Friday, July 02, 2010

Plimouth Plantation

A Blast from the Past


Located just outside of Plymouth, MA, Plimouth Plantation  is a wonderful living history site.  (Click on the title of this post to visit their website).  It does a great job taking  the visitor back to the past.  In the Wampanoag home site the interpreters, all Native Americans themselves, share with the visitor both the culture of the 1620’s tribal people as well as the assimilation of Native American culture with American pop culture--if you care to ask.  

If found myself more interested during this trip about one culture’s assimilation into another’s.  In the past I had not realized there were still native people in the northeast.  Having grown up in CT. I’d only had contact with people who might tell me, “I’m part Indian” the same way I might have shared, “I”m part Italian”  An important part of my ethnic heritage and a large part of who I am--but it was no longer  very relevant to my everyday American girl school life.  When my family traveled west in the 1960’s I saw many people of Native heritage and naturally, at 9 years old,  I was intrigued.  But modern day native cultures in modern day eastern seaboard states--I just didn’t realized they existed.  And to be honest, when I heard of the Foxwoods Casino, allowed to be built on tribal lands I really did think--oh, here are some people of Native American decent trying to cash in on a good deal.  Now however,  I see I was wrong.   There really is a people group in CT. who remember their native, cultural past and feel a loss for it.   I spoke to a Native American man last week who had a grandparent who had spent the first 6 years of his life in a Wetu (the Native American ‘wigwam’ of the Wampanoag people)right there in Massachusetts at the same time my own dad’s parents were starting their family in suburban Philadelphia.  He talked to me about the loss he felt for the way of life of his grandparents and people and he spoke about the desire and goal to keep his culture alive and thriving for future generations.

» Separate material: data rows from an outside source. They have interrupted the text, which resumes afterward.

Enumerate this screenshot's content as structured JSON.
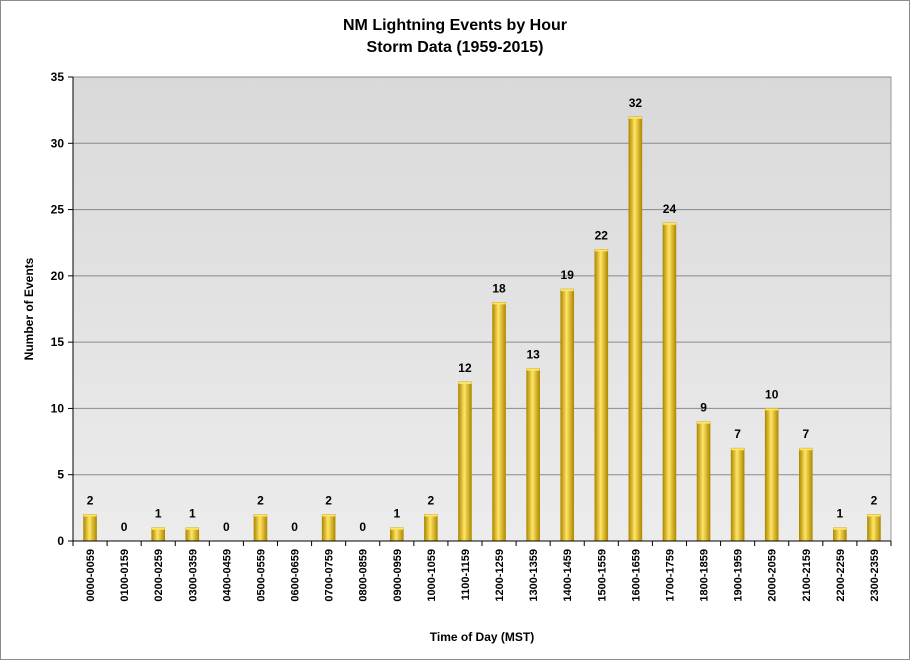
{
  "chart_data": {
    "type": "bar",
    "title": "NM Lightning Events by Hour",
    "subtitle": "Storm Data (1959-2015)",
    "xlabel": "Time of Day (MST)",
    "ylabel": "Number of Events",
    "ylim": [
      0,
      35
    ],
    "yticks": [
      0,
      5,
      10,
      15,
      20,
      25,
      30,
      35
    ],
    "grid": true,
    "legend": "none",
    "categories": [
      "0000-0059",
      "0100-0159",
      "0200-0259",
      "0300-0359",
      "0400-0459",
      "0500-0559",
      "0600-0659",
      "0700-0759",
      "0800-0859",
      "0900-0959",
      "1000-1059",
      "1100-1159",
      "1200-1259",
      "1300-1359",
      "1400-1459",
      "1500-1559",
      "1600-1659",
      "1700-1759",
      "1800-1859",
      "1900-1959",
      "2000-2059",
      "2100-2159",
      "2200-2259",
      "2300-2359"
    ],
    "values": [
      2,
      0,
      1,
      1,
      0,
      2,
      0,
      2,
      0,
      1,
      2,
      12,
      18,
      13,
      19,
      22,
      32,
      24,
      9,
      7,
      10,
      7,
      1,
      2
    ],
    "colors": {
      "bar": "#f0c000",
      "bar_dark": "#b08a00",
      "bar_light": "#ffe566",
      "plot_bg": "#e0e0e0"
    }
  }
}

I guess, with all my thoughts recently of my own children, coming to terms with who they are and how their past and ethnic heritage will fit in with their present and future, I have a lot more interest in these types of things.  And I guess  a bit more sensitivity too.


My pictures of Plimouth Plantation are not great.  I guess I didn’t want to take pictures of the actual people, since they are real people and it’s not some kind of zoo!    The interpreters in the 1627 village, a replica of the original Plimouth, stay in character as they talk and  answer questions about their life and times.


Here is a picture of Kai checking out the dugout canoe at the Wampanoag site, the kids posing on a cannon from the fort (are you supposed to let your kids sit on the 400 year old cannon?), my family in a typical Plimouth home and the kids playing in the hands on area inside the visitor center(no problem photographing these living history interpreters). Top picture is  the colonial village from the fort--note the beautiful bay in the distance.